Why has Busoga remained poor?
Mwine Jim Kabeho, the Uganda Sugar Manufacturers Association chairman said Kakira has over 10,000 registered cane farmers.
“Every month, Kakira pays out 14 billion shillings to the farmers and some districts get a tenth of this as a total income for a year. So why is Busoga poor? We need to find out. We employ 11,600 employees. And every month, we pay 6.5 billion.
According to Kabeho, there is 60% arable land in Busoga region and only 20% is under sugarcane. “So where is the other percentage. What is it doing? We need to look into that. But if we concentrate only on sugar, we may not answer the question” said Kabeho
Kabeho suggests the introduction of zoning of sugarcane according to the available sugar mills in the area. “It will make a record to say that in Uganda, they transport row cane from Busoga to Atiak. It is never there world over. One important thing to do is to have sugar that is sustainable” said Kabeho, also calling on more research into quick maturing sugarcane for better yield and therefore more earnings for the farmer.
“Currently what is causing these problems is that what we recover from the field 60-70 tons per hectare. I think the nucleus estate, they are doing up to 120 tons per hectare. But average farmers, it is 60-70 tons per hectare, imagine that,” he said.
He says tons of sugar made per 100 tons of sugarcane is declining in Uganda. “In Uganda, the average now is seven. For a hundred kilos of sugarcane, you get only seven kilos of sugar. Elsewhere, when you go to reunion, Zimbabwe or down in Brazil, it is 13-14.”
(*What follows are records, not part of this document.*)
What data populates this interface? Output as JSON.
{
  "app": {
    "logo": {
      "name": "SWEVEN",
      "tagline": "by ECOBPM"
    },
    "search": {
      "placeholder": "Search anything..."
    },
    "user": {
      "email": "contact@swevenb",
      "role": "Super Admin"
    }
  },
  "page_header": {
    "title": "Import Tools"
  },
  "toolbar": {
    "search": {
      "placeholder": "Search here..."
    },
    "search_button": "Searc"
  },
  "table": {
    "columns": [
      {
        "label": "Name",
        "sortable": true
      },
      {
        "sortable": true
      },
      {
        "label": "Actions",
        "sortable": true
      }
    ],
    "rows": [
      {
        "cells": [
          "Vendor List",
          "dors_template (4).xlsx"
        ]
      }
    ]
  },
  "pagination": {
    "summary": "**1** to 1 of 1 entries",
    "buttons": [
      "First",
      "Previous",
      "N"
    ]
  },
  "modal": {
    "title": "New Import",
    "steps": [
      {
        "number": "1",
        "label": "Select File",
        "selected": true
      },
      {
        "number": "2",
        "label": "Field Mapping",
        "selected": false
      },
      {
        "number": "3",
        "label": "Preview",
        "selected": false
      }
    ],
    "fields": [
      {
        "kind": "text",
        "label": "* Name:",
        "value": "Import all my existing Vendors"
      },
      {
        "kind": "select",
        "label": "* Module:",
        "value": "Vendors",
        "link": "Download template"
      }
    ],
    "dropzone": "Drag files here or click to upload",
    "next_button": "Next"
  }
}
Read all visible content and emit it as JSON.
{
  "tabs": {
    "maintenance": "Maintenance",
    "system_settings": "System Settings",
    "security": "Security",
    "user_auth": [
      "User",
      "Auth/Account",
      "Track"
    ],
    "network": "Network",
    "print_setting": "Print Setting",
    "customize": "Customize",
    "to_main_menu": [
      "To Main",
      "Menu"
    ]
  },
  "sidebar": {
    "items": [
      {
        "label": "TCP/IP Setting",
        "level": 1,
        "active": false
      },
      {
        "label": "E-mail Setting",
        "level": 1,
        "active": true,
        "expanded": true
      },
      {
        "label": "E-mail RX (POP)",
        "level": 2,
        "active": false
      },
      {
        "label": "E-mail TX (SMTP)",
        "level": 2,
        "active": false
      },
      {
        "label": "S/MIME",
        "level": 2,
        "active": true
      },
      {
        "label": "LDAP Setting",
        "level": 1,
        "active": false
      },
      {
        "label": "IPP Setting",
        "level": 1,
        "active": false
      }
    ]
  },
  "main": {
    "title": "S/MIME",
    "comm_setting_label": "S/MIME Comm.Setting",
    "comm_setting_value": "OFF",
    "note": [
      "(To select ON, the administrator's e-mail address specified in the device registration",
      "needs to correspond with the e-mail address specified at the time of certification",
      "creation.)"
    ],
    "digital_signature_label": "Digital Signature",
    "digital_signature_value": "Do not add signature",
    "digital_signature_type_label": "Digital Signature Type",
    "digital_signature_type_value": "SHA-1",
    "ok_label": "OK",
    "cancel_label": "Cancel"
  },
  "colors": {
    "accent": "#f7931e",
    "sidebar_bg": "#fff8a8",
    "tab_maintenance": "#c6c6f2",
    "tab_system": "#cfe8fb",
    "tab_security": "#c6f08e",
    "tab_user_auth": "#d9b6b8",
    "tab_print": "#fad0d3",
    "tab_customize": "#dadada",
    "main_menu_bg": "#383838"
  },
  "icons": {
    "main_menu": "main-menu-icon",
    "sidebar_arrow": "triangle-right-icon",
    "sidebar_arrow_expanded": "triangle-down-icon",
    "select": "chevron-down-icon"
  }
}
Collapse of the out grower system
Historically, sugar milling was based on an out grower system where by then, big millers like Kakira, Kinyara and Lugazi had nucleus estates complemented by an out grower system.
It is emerging that the newly licensed mills have no nucleus estates and had by 2016 began engaging in sugarcane poaching.
“The new smaller mills that are being licensed have no nucleus estates so they have weakened the out grower system” said Dr. Mbowa
But Michael Mugabira of the Greater Busoga Sugarcane Growers Cooperative Union disagrees that the current crisis with sugarcane growers is in anyway linked to the collapse of the out grower systems.
He says the problem is that the big millers are also engaged in sugarcane growing and therefore competing with smaller farmers.
“My research with India indicates that it abolished the nucleus estate system by law in 1950’s because of the same problem we are suffering. Today, most of the big millers are harvesting own cane. If you are a miller, you mill. Don’t grow cane,” urged Mbaziira.
Kabeho says the sugarcane crisis begun in 2015 as more millers got licensed to mill sugar. “In 2015, there was no sugarcane. The mills had been licensed in one region. The price of sugarcane rose from 60,000-180000. So we started a problem of crushing row cane. All mills made losses.”
Former MP Robert Kasule suggests that for Busoga to get out of the current poverty cycle, there will be need to diversify and find new crops for farmers other than the whole region cultivating one perennial crop.
“Sugarcane is a low value crop. And we have to be very careful with low value crops because their home is plantations. Not everybody in the region can grow sugarcane” said Kasule.